Регулус, который на самом деле имел довольно четкие морально-этические принципы, понял, что произошедшее вышло за рамки всякой морали и открыло истинное лицо Тома – лицо, которое, откровенно говоря, лицом назвать можно лишь с очень большой натяжкой.
Регулус понял, что попал совершенно не туда, но, поскольку, как говорит Сириус, стоя у гобелена, «ты не можешь просто подать прошение об отставке Волан-де-Морту. Это либо пожизненная служба, либо смерть», – Регулус пришел к выводу, что выход у него один из одного.
Его дни были сочтены, и Регулус, как человек умный, знал, что комплексующий Реддл так просто никого никуда от себя не отпустит и никому не даст себя так унизительно бросить (разве вот лишь Дамблдору… но Дамблдор… ох, этот Дамблдор! этот Дамблдор еще умоется кровавыми слезами за то, что посмел это сделать!!).
Броситься в такой ситуации после долгой патетической речи с красным флагом в зубах на амбразуру – это вариант Вальбурги и Сириуса, и он вовсе не близок Регулусу. Нет, младший Блэк выбрал свою амбразуру взвешенно, расчетливо и почти не театрально. В удовольствии, пусть и посмертном, сообщить Реддлу, кто именно спер у него ценой своей жизни тщательно охраняемый артефакт, Регулус себе все-таки не отказал.
Мероприятие было продумано с самого начала, причем так спокойно и тщательно, что аж дрожь берет – пополам с уважением к младшему брату Сириуса.

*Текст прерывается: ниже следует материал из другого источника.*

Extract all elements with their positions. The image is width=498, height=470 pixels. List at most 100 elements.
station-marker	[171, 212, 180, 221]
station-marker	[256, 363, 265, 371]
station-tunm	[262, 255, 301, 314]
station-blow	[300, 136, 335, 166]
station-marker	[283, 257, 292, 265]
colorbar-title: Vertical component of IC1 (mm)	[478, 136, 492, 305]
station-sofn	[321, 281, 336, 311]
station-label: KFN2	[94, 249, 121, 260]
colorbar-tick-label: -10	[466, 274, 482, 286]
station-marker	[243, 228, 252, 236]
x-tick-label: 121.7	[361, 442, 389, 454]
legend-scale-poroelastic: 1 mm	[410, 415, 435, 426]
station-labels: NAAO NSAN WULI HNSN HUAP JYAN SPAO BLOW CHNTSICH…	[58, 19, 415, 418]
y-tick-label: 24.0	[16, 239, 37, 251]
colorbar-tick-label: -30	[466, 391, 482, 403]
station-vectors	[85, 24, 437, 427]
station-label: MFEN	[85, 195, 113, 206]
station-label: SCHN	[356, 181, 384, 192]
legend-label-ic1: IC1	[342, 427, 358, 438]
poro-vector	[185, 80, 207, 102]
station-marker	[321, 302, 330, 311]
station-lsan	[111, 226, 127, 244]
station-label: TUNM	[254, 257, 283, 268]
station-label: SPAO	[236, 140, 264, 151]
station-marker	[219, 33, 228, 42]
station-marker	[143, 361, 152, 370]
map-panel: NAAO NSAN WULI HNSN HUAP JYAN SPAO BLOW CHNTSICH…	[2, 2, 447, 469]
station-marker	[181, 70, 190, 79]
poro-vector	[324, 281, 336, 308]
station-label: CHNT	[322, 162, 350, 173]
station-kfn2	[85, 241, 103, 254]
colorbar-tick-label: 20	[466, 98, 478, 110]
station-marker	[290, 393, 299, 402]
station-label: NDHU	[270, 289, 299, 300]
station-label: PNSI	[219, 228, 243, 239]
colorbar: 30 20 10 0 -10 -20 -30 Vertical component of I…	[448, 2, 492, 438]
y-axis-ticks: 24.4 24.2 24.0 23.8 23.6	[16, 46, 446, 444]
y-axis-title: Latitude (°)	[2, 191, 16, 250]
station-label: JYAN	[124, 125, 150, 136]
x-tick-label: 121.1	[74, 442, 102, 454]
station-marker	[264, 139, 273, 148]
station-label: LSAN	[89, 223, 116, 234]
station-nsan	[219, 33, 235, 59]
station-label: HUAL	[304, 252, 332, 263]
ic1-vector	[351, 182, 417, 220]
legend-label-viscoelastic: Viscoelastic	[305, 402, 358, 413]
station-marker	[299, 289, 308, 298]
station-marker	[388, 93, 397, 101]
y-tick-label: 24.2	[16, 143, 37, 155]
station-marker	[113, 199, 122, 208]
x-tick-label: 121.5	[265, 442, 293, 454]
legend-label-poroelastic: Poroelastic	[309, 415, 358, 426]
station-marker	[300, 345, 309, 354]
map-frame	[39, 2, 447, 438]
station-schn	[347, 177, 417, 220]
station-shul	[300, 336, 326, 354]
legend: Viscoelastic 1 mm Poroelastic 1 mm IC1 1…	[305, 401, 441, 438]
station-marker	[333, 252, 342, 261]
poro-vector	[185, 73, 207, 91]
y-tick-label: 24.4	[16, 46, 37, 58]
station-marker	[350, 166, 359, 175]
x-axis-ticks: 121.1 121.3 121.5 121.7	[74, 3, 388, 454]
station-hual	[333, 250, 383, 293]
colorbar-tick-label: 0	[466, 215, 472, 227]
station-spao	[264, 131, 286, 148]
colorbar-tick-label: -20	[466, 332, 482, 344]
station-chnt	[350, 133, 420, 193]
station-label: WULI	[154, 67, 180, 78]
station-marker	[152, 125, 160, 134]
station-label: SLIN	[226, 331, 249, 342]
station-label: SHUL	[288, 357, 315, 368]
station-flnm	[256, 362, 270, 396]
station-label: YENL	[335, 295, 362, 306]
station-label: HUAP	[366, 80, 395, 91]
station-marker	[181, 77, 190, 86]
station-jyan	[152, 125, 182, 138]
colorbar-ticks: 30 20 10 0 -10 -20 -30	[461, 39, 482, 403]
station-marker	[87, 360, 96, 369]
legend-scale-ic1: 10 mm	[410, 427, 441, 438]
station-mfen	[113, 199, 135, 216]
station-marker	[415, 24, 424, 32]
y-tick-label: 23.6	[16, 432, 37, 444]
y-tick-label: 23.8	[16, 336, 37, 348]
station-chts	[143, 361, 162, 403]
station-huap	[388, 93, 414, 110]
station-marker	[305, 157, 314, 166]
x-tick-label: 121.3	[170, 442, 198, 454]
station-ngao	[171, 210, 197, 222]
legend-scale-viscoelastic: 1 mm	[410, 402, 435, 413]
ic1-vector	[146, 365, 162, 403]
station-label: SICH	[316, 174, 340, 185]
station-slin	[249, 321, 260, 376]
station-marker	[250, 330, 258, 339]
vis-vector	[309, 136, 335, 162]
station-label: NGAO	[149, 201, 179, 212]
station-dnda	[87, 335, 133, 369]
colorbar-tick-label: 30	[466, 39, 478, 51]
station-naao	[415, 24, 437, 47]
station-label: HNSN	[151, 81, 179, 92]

В одиночку, за весьма короткий срок Регулус высчитывает, что медальон, спрятанный в пещере – не что иное, как крестраж. Правда, он не до конца продумал план его уничтожения – однако от этого самопожертвование Регулуса не становится менее значимым.
Был найден подходящий медальон на замену. Была придумана выразительная, лаконичная записка. Регулусу, как и самому Реддлу, был необходим помощник – какой-нибудь недоволшебник, чтобы заклятье пустило его в лодку. Шестнадцать лет спустя Дамблдор, который поразительно много будет знать о тонкостях пещерно-крестражевого бытия, привлечет к делу еще не ставшего волшебником несовершеннолетнего Гарри.
Кикимер вновь подошел идеально – он предан семейству Блэков настолько, что можно было не сомневаться: все указания Регулуса будут выполнены. Очень удобно. Ведь должен же был кто-то, пусть и обмирая от ужаса, желая убить самого себя за это, почти насильно поить Регулуса зеленой водичкой…
Крестраж-медальон Регулус тоже поручил Кикимеру – тот заменил медальон в чаше, наблюдая, как хозяина утаскивают под воду пещерного озера инферналы, и, следуя приказу, вернулся домой, где, вновь выполняя приказ, ни единой живой душе не рассказал, куда пропал Регулус – и начал пытаться уничтожить медальон. Что у него, разумеется, не получилось.